Pour ce qui est de la haine, c’est ce que nous fait haïr (c’est peut-être un mot un peu trop fort), en tout cas c’est ce que nous fait rejeter tout ce qui dérange notre vie, tout ce qui perturbe au fond, tout nous empêche d’obtenir satisfaction dans notre vie. Tout ce qui nous dérange, on le déteste, et souvent la vie est un parcours du combattant entre vouloir obtenir, s’emparer de ce qui nous cause du plaisir, et un combat aussi pour écarter, éliminer, même détruire ce qui nous cause du dérangement ou de la souffrance. On est ballotés entre désir et haine, qu’on appelle « deux poisons ».
Mais il y a aussi un « troisième poison » et il est la cause fondamentale des deux premiers : c’est l’ignorance. C’est-à-dire, au fond, le fait de ne pas se connaître soi-même profondément. Se connaître soi-même profondément, c’est s’éveiller à la véritable nature de notre existence. Ce n’est pas simplement se connaître au sens de « moi, je suis quelqu’un qui est comme ça, qui a tel histoire, tel karma ». Se connaître profondément, c’est comprendre quelle est la véritable dimension profonde de notre existence.
Dans la pratique du zen, ce que nous réalisons c’est – qu’au fond – notre existence n’est pas une existence séparée. La réalité fondamentale de notre existence, c’est notre unité avec tous les êtres, à commencer par notre unité intérieure entre le corps et l’esprit, l’unité avec nos proches, mais aussi l’unité avec tous les êtres, et finalement l’unité avec la nature. Parce que si nous existons, c’est parce que tout l’univers pourvoit à ce que nous permet d’exister : l’air qu’on respire, l’eau qu’on boit, la nourriture qu’on mange, l’aide qu’on reçoit les uns et les autres et qu’on se donne mutuellement dans le travail ou dans l’activité quotidienne.

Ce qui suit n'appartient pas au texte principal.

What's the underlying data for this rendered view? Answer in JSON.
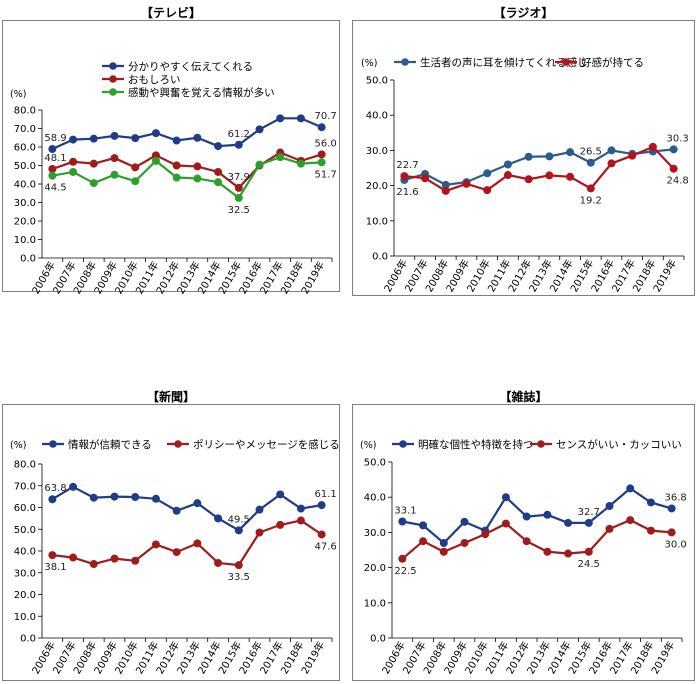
{
  "chart_data": [
    {
      "type": "line",
      "title": "【テレビ】",
      "unit_label": "(%)",
      "ylim": [
        0,
        80
      ],
      "yticks": [
        "0.0",
        "10.0",
        "20.0",
        "30.0",
        "40.0",
        "50.0",
        "60.0",
        "70.0",
        "80.0"
      ],
      "categories": [
        "2006年",
        "2007年",
        "2008年",
        "2009年",
        "2010年",
        "2011年",
        "2012年",
        "2013年",
        "2014年",
        "2015年",
        "2016年",
        "2017年",
        "2018年",
        "2019年"
      ],
      "legend_position": "top-left",
      "series": [
        {
          "name": "分かりやすく伝えてくれる",
          "color": "#1f3c88",
          "values": [
            58.9,
            64.0,
            64.5,
            66.0,
            64.8,
            67.5,
            63.5,
            65.0,
            60.5,
            61.2,
            69.5,
            75.5,
            75.5,
            70.7
          ],
          "labels": [
            "58.9",
            "",
            "",
            "",
            "",
            "",
            "",
            "",
            "",
            "61.2",
            "",
            "",
            "",
            "70.7"
          ]
        },
        {
          "name": "おもしろい",
          "color": "#a01c1c",
          "values": [
            48.1,
            52.0,
            51.0,
            54.0,
            49.0,
            55.5,
            50.0,
            49.5,
            46.5,
            37.9,
            50.0,
            57.0,
            52.5,
            56.0
          ],
          "labels": [
            "48.1",
            "",
            "",
            "",
            "",
            "",
            "",
            "",
            "",
            "37.9",
            "",
            "",
            "",
            "56.0"
          ]
        },
        {
          "name": "感動や興奮を覚える情報が多い",
          "color": "#2ca02c",
          "values": [
            44.5,
            46.5,
            40.5,
            45.0,
            41.5,
            52.5,
            43.5,
            43.0,
            41.0,
            32.5,
            50.5,
            54.5,
            51.0,
            51.7
          ],
          "labels": [
            "44.5",
            "",
            "",
            "",
            "",
            "",
            "",
            "",
            "",
            "32.5",
            "",
            "",
            "",
            "51.7"
          ]
        }
      ]
    },
    {
      "type": "line",
      "title": "【ラジオ】",
      "unit_label": "(%)",
      "ylim": [
        0,
        50
      ],
      "yticks": [
        "0.0",
        "10.0",
        "20.0",
        "30.0",
        "40.0",
        "50.0"
      ],
      "categories": [
        "2006年",
        "2007年",
        "2008年",
        "2009年",
        "2010年",
        "2011年",
        "2012年",
        "2013年",
        "2014年",
        "2015年",
        "2016年",
        "2017年",
        "2018年",
        "2019年"
      ],
      "legend_position": "top",
      "series": [
        {
          "name": "生活者の声に耳を傾けてくれる感じ",
          "color": "#2e5c8a",
          "values": [
            21.6,
            23.3,
            20.2,
            21.0,
            23.5,
            26.0,
            28.2,
            28.3,
            29.5,
            26.5,
            30.0,
            29.0,
            29.7,
            30.3
          ],
          "labels": [
            "21.6",
            "",
            "",
            "",
            "",
            "",
            "",
            "",
            "",
            "26.5",
            "",
            "",
            "",
            "30.3"
          ]
        },
        {
          "name": "好感が持てる",
          "color": "#b3141c",
          "values": [
            22.7,
            22.1,
            18.5,
            20.5,
            18.7,
            23.0,
            21.8,
            22.9,
            22.5,
            19.2,
            26.3,
            28.5,
            31.0,
            24.8
          ],
          "labels": [
            "22.7",
            "",
            "",
            "",
            "",
            "",
            "",
            "",
            "",
            "19.2",
            "",
            "",
            "",
            "24.8"
          ]
        }
      ]
    },
    {
      "type": "line",
      "title": "【新聞】",
      "unit_label": "(%)",
      "ylim": [
        0,
        80
      ],
      "yticks": [
        "0.0",
        "10.0",
        "20.0",
        "30.0",
        "40.0",
        "50.0",
        "60.0",
        "70.0",
        "80.0"
      ],
      "categories": [
        "2006年",
        "2007年",
        "2008年",
        "2009年",
        "2010年",
        "2011年",
        "2012年",
        "2013年",
        "2014年",
        "2015年",
        "2016年",
        "2017年",
        "2018年",
        "2019年"
      ],
      "legend_position": "top",
      "series": [
        {
          "name": "情報が信頼できる",
          "color": "#1f3c88",
          "values": [
            63.8,
            69.5,
            64.5,
            65.0,
            64.8,
            64.0,
            58.5,
            62.0,
            55.0,
            49.5,
            59.0,
            66.0,
            59.5,
            61.1
          ],
          "labels": [
            "63.8",
            "",
            "",
            "",
            "",
            "",
            "",
            "",
            "",
            "49.5",
            "",
            "",
            "",
            "61.1"
          ]
        },
        {
          "name": "ポリシーやメッセージを感じる",
          "color": "#a01c1c",
          "values": [
            38.1,
            37.0,
            34.0,
            36.5,
            35.5,
            43.0,
            39.5,
            43.5,
            34.5,
            33.5,
            48.5,
            52.0,
            54.0,
            47.6
          ],
          "labels": [
            "38.1",
            "",
            "",
            "",
            "",
            "",
            "",
            "",
            "",
            "33.5",
            "",
            "",
            "",
            "47.6"
          ]
        }
      ]
    },
    {
      "type": "line",
      "title": "【雑誌】",
      "unit_label": "(%)",
      "ylim": [
        0,
        50
      ],
      "yticks": [
        "0.0",
        "10.0",
        "20.0",
        "30.0",
        "40.0",
        "50.0"
      ],
      "categories": [
        "2006年",
        "2007年",
        "2008年",
        "2009年",
        "2010年",
        "2011年",
        "2012年",
        "2013年",
        "2014年",
        "2015年",
        "2016年",
        "2017年",
        "2018年",
        "2019年"
      ],
      "legend_position": "top",
      "series": [
        {
          "name": "明確な個性や特徴を持つ",
          "color": "#1f3c88",
          "values": [
            33.1,
            32.0,
            27.0,
            33.0,
            30.5,
            40.0,
            34.5,
            35.0,
            32.7,
            32.7,
            37.5,
            42.5,
            38.5,
            36.8
          ],
          "labels": [
            "33.1",
            "",
            "",
            "",
            "",
            "",
            "",
            "",
            "",
            "32.7",
            "",
            "",
            "",
            "36.8"
          ]
        },
        {
          "name": "センスがいい・カッコいい",
          "color": "#a01c1c",
          "values": [
            22.5,
            27.5,
            24.5,
            27.0,
            29.5,
            32.5,
            27.5,
            24.5,
            24.0,
            24.5,
            31.0,
            33.5,
            30.5,
            30.0
          ],
          "labels": [
            "22.5",
            "",
            "",
            "",
            "",
            "",
            "",
            "",
            "",
            "24.5",
            "",
            "",
            "",
            "30.0"
          ]
        }
      ]
    }
  ]
}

Nous sommes fondamentalement des êtres destinés à coopérer et à actualiser cette unité, cette vie qui, ultimement, est une vie sans séparation. Être séparé, c’est être mort. C’est en tous les cas, un risque de mort. D’ailleurs, quand on veut punir quelqu’un, on l’enferme dans un cachot et il vit profondément l’angoisse de la séparation totale d’avec tout ce qu’il aime, c’est la prison. Or souvent nous sommes prisonniers de nous-mêmes. C’est-à-dire, si nous sommes trop égocentriques, nous nous privons complètement de cette capacité de communion avec les autres, avec la nature, avec la vie de chaque instant, parce que trop centrés sur nous-même. A ce moment-là, on est centré sur le petit égo, sur nos habitudes mentales.